The Secretary of State to the Chargé in Uruguay (Chapin)
Sir: Reference is made to the Department’s telegram no. 69 of May 1 [April 30], 1941 stating that the Department would forward a new draft of general provisions for inclusion in the proposed trade agreement between the United States and Uruguay.
There is enclosed such a draft including a proposed draft of Final Minutes29 which, unless you perceive objection, you should transmit to the appropriate Uruguayan officials.

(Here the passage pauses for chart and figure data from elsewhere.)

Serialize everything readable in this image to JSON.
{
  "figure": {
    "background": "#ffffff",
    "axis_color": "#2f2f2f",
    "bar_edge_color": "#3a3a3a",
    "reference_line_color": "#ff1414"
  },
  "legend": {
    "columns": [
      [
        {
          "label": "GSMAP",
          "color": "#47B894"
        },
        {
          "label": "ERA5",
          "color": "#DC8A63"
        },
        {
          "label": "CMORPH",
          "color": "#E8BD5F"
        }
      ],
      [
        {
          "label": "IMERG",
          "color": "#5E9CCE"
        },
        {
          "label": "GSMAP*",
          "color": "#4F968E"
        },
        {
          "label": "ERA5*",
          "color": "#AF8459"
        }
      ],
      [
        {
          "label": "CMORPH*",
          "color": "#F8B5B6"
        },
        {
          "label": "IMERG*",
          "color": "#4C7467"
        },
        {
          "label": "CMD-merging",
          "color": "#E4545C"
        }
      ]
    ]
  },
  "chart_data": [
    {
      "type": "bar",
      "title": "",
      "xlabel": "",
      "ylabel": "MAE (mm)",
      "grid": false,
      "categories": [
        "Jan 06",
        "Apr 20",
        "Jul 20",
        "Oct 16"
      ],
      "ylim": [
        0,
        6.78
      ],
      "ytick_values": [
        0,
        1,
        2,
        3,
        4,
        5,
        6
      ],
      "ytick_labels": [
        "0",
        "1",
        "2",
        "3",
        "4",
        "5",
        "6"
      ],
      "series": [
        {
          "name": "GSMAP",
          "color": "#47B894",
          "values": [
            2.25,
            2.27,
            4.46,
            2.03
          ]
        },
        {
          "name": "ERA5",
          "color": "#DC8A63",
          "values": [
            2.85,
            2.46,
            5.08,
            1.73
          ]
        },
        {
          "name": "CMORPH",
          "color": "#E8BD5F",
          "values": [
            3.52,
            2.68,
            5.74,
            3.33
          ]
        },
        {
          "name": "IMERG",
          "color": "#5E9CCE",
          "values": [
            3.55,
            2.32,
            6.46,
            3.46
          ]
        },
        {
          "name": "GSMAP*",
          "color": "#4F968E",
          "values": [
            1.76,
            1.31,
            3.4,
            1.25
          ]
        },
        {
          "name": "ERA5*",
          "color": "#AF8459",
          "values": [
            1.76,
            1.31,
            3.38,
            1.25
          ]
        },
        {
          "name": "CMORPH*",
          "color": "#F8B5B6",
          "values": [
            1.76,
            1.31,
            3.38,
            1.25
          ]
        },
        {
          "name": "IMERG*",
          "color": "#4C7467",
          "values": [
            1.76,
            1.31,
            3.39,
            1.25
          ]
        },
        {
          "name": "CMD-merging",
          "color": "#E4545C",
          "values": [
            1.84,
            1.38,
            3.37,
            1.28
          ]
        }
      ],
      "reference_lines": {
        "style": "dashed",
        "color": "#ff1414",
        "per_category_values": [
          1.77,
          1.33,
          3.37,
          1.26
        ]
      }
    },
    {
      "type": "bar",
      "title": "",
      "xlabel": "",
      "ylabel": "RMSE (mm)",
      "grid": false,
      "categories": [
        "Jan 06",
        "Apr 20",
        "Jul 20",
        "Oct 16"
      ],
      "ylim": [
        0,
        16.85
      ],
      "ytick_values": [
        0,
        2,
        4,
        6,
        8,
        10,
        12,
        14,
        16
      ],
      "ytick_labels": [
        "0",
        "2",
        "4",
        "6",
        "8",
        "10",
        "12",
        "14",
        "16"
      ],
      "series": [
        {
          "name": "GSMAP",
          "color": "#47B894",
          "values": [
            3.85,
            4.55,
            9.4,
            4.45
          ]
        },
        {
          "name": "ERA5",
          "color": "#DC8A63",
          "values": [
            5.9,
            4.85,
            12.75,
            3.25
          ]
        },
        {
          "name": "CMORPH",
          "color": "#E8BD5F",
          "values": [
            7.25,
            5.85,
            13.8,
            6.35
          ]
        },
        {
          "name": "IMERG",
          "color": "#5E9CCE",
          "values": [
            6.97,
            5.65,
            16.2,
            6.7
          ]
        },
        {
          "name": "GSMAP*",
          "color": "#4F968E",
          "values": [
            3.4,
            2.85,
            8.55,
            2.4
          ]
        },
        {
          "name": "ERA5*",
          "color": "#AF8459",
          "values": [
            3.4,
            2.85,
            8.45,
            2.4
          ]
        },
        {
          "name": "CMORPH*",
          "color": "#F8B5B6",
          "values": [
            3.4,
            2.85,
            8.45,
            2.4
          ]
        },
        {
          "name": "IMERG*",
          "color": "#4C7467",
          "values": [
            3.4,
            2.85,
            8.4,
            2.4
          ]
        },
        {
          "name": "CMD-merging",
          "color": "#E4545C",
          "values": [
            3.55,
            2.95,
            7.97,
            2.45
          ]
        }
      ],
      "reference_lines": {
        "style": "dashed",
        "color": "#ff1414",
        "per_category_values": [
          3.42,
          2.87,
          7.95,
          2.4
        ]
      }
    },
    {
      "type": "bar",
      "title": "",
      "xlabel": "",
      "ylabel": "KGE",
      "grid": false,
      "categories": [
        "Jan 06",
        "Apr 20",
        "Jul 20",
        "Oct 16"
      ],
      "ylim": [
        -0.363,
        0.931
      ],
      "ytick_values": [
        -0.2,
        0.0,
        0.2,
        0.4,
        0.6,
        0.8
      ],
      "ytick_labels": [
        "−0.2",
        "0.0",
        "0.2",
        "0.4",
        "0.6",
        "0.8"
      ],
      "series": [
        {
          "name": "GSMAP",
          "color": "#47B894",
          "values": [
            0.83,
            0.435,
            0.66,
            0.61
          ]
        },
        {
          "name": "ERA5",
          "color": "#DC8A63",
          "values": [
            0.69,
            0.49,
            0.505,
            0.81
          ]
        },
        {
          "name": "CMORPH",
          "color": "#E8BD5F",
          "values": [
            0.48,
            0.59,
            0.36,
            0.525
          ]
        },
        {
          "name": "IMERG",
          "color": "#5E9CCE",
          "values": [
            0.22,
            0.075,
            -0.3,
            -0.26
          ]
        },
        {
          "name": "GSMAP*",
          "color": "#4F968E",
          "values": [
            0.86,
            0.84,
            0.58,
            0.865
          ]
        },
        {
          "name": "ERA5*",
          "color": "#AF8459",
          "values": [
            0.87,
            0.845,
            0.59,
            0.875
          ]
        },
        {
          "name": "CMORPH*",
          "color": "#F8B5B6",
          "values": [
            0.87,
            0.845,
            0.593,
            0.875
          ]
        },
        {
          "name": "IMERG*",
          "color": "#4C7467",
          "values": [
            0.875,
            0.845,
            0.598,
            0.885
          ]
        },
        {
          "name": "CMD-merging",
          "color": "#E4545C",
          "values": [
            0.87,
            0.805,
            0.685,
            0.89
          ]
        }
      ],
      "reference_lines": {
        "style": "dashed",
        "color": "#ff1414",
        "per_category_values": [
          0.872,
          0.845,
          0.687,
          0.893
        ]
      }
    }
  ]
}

In doing so you should state that the articles of the draft are either identical, or similar in substance, to those proposed during the previous negotiations in 1939, except for the modifications indicated below.

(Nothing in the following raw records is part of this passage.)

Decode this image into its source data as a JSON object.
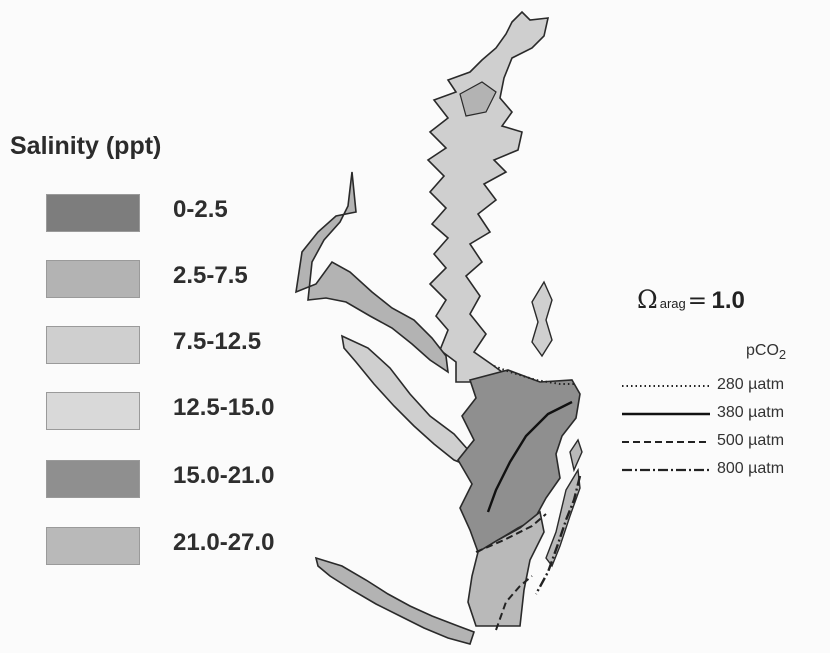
{
  "legend": {
    "title": "Salinity (ppt)",
    "items": [
      {
        "label": "0-2.5",
        "color": "#7d7d7d"
      },
      {
        "label": "2.5-7.5",
        "color": "#b3b3b3"
      },
      {
        "label": "7.5-12.5",
        "color": "#cfcfcf"
      },
      {
        "label": "12.5-15.0",
        "color": "#d9d9d9"
      },
      {
        "label": "15.0-21.0",
        "color": "#8f8f8f"
      },
      {
        "label": "21.0-27.0",
        "color": "#b9b9b9"
      }
    ]
  },
  "isoline": {
    "omega_symbol": "Ω",
    "omega_subscript": "arag",
    "equals": "=",
    "value": "1.0",
    "pco2_label": "pCO",
    "pco2_subscript": "2",
    "lines": [
      {
        "style": "dotted",
        "label": "280 µatm"
      },
      {
        "style": "solid",
        "label": "380 µatm"
      },
      {
        "style": "dashed",
        "label": "500 µatm"
      },
      {
        "style": "dash-dot",
        "label": "800 µatm"
      }
    ]
  }
}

Article IV relating to exchange control now provides, in the event that either country maintains any system of exchange control, merely for most-favored-nation treatment with respect to (1) transfers of payment for, or payments necessary or incidental to, the importation of any article originating in the other country; (2) rates of exchange and taxes or charges on exchange transactions in connection with any such payments, on a like article basis. Moreover, numbered paragraph 3 provides an escape clause from these provisions in time of war or other national emergency on the condition only that the Government availing itself of this clause inform the Government of the other country in writing of the action taken. This clause, which is necessary on our part because of existing law (Section 5(b) of the Act of October 6, 1917, as amended by Public Resolution no. 69, [Page 567] 76th Congress, approved May 7, 194030), doubtless will be acceptable to the Uruguayan Government whether or not similar legislation for dealing with emergencies exists in Uruguay.

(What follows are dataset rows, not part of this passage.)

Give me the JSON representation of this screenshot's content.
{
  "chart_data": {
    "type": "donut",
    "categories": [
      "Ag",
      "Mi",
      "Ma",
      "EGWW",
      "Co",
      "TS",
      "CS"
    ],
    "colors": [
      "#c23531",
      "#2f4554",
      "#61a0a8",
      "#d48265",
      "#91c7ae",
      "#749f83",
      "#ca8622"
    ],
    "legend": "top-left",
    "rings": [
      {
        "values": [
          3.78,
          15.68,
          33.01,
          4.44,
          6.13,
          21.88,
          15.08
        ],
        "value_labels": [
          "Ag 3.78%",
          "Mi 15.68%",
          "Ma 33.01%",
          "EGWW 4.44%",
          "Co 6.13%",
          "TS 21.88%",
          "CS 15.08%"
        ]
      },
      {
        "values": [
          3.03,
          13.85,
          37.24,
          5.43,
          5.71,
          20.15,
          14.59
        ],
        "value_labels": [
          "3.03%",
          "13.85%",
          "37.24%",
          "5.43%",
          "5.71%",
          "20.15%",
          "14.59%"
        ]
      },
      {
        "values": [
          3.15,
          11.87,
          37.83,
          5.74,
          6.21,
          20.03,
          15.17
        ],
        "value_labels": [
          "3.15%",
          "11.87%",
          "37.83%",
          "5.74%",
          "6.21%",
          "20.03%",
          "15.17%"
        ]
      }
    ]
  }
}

For the Legation’s confidential information, these modifications of the exchange control article which was proposed by this Government in the previous negotiations with the Uruguayan Government, and which was previously considered as standard for inclusion in trade agreements, have been made in compliance with the wishes of the Treasury Department which desires to retain greater freedom of action, in connection with the operation of its Foreign Funds Control, with respect to matters affecting international transfers of payment than would be permitted by the former exchange control article requiring no restriction or delay on transfers of commercial payments.
[Here follow instructions regarding a number of technical points in the draft articles.]